At TII, our latest research at the Cryptography Research Center has uncovered a fundamental vulnerability in how many application-layer protocols integrate with TLS - the cornerstone of modern secure communication.
In cooperation with the University Paderborn (Germany) and Ruhr University Bochum (Germany), we discovered that when servers support both implicit TLS (like HTTPS) and opportunistic TLS (also known as STARTTLS), inconsistencies at the application layer can be exploited. This opens the door to desynchronization attacks, where an attacker can misalign the client and server communication states. The flaw is present in the standards themselves, affecting all implementations. The flaw has been present in the specification since it was originally written in the end of 1990s.
Our "Opossum Attack" shows how a malicious actor can still exploit the authentication flaw in the ALPACA attack, even when all known countermeasures to the ALPACA attack are in place. In the context of HTTP, this allows an attacker:
- To return a response to the client for a request it did not make (Content Confusion)

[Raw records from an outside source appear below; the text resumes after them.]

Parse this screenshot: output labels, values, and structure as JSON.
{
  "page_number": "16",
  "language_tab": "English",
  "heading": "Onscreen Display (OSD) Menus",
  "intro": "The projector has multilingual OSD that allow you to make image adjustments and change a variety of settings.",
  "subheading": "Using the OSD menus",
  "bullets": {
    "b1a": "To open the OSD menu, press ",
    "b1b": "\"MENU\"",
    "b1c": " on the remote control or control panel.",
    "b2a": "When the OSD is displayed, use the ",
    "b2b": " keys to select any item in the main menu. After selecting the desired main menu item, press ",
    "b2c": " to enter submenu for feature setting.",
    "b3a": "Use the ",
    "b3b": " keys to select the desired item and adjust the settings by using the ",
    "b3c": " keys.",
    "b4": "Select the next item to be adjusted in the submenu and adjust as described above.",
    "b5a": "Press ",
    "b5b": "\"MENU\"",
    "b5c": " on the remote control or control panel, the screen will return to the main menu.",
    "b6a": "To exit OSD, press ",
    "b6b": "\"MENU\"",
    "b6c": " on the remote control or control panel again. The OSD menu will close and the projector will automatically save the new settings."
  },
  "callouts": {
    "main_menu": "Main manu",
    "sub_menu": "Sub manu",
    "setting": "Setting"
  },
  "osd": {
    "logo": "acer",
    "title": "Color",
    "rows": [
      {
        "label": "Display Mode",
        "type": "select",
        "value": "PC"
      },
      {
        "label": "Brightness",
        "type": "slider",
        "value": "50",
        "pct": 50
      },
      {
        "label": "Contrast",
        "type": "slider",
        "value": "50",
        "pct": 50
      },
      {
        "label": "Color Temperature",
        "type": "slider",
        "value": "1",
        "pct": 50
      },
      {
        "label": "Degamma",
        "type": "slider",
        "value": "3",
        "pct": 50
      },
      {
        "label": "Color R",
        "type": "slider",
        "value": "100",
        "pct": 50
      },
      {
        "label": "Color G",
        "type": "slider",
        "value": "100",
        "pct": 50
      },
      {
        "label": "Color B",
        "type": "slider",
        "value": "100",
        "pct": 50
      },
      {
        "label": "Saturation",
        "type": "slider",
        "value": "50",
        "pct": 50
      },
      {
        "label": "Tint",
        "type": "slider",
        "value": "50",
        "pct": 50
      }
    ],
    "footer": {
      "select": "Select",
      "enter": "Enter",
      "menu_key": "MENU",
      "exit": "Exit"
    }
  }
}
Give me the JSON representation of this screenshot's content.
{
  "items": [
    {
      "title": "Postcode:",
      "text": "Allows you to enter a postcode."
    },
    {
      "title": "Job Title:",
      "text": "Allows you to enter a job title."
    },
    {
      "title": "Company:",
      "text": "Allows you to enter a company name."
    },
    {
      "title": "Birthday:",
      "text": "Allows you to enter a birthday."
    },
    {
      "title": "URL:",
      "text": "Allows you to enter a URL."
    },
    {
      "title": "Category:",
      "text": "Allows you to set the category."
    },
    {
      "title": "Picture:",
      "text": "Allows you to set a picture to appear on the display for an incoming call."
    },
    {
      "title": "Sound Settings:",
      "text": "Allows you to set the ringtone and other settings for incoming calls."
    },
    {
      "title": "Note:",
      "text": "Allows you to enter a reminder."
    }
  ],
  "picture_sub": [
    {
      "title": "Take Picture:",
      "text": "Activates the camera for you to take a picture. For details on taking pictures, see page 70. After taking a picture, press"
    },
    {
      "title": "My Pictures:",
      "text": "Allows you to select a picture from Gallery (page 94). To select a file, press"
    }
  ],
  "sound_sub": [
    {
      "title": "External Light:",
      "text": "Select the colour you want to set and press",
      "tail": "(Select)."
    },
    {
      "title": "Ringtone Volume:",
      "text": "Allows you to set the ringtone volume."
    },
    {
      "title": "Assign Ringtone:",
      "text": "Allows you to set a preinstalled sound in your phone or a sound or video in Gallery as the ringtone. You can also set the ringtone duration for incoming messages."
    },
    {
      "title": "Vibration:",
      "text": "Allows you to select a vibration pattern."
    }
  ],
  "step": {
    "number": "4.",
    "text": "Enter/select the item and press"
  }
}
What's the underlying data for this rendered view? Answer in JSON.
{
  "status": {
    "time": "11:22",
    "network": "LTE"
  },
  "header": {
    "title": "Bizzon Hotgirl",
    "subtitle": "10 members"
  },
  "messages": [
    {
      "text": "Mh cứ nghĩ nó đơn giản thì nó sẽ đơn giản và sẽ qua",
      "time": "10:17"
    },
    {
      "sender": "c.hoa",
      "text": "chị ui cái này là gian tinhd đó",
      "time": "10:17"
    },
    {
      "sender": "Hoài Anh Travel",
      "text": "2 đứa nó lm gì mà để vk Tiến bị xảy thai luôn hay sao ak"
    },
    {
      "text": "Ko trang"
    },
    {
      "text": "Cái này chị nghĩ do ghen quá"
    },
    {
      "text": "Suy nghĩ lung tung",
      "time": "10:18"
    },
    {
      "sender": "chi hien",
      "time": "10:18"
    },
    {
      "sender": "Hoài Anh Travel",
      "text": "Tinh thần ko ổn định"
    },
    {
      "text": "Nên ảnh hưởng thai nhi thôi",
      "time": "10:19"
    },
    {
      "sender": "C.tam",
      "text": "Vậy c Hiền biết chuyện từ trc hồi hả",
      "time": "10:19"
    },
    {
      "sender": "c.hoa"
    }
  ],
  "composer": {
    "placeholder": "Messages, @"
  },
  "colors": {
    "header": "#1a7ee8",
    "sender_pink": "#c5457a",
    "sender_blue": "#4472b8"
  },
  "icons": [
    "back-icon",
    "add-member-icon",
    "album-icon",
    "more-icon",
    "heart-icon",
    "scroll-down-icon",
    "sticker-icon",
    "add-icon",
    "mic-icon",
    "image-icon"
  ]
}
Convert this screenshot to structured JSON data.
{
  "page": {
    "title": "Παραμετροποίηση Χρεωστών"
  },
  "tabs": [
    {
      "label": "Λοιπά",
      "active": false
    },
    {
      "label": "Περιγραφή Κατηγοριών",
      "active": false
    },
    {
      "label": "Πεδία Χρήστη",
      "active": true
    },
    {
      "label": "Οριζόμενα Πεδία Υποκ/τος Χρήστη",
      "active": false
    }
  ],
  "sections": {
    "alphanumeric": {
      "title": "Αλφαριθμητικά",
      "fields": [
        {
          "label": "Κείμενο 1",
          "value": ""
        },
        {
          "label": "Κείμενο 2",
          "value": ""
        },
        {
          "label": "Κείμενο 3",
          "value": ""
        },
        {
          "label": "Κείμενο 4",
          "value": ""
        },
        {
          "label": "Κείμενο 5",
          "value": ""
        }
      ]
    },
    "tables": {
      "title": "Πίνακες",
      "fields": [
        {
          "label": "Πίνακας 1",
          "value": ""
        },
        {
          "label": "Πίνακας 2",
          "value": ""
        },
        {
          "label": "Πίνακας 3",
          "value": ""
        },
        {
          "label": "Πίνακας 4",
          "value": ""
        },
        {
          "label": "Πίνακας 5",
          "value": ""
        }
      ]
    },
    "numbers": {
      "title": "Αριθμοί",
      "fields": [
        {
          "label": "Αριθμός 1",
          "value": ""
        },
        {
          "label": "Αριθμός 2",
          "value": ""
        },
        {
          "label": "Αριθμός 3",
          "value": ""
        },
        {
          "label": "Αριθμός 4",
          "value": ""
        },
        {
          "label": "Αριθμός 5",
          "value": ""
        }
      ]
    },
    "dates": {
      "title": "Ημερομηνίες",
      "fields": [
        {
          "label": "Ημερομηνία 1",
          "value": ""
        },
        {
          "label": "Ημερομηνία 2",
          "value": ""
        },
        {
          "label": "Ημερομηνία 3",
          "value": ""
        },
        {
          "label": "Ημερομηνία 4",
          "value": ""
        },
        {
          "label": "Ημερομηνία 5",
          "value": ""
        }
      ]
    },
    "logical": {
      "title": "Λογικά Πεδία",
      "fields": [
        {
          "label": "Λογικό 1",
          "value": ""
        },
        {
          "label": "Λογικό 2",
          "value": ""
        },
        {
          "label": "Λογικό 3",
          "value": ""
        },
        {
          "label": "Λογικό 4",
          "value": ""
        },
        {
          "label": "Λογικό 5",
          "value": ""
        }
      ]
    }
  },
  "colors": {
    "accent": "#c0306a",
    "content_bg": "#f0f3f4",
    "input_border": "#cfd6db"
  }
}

- To force a user into a session of the attacker (Session Fixation)
- To amplify the impact of XSS vulnerabilities
- To bypass CSRF countermeasures (CSRF Token Fixation)
Many popular application layer protocols are affected by the attack, like HTTP(S), FTP(S), POP3(S), and SMTP(S), with particular exploit feasibility demonstrated on HTTP (RFC 2817).
What is the impact?
Fortunately, the impact of the attack is quite low. We identified 2,268 HTTP servers that are vulnerable to our exploits on RFC 2817, with an additional 2.9 million servers affected by the currently non-exploitable issues in other affected protocols, including:
- 1.4M+ IMAP
- 1.1M+ POP3
- 243K+ SMTP
- 219k+ FTP
While most protocols exhibit only theoretical vulnerabilities by violating formal security guarantees, the demonstrated attack paths on HTTP servers are concrete. This reinforces the need for re-evaluating legacy TLS integrations and prompts a broader discussion around secure protocol design. In response to the vulnerability, Apache2 deprecated opportunistic HTTP and is tracking the vulnerability under CVE-2025-49812 and Cyrus IMAPd disabled opportunistic TLS by default.
This work reflects TII’s mission to pioneer advanced research that informs both secure systems and the standards that govern them. While the number of actively exploitable systems remains small, the implications are far-reaching, especially in embedded and legacy contexts.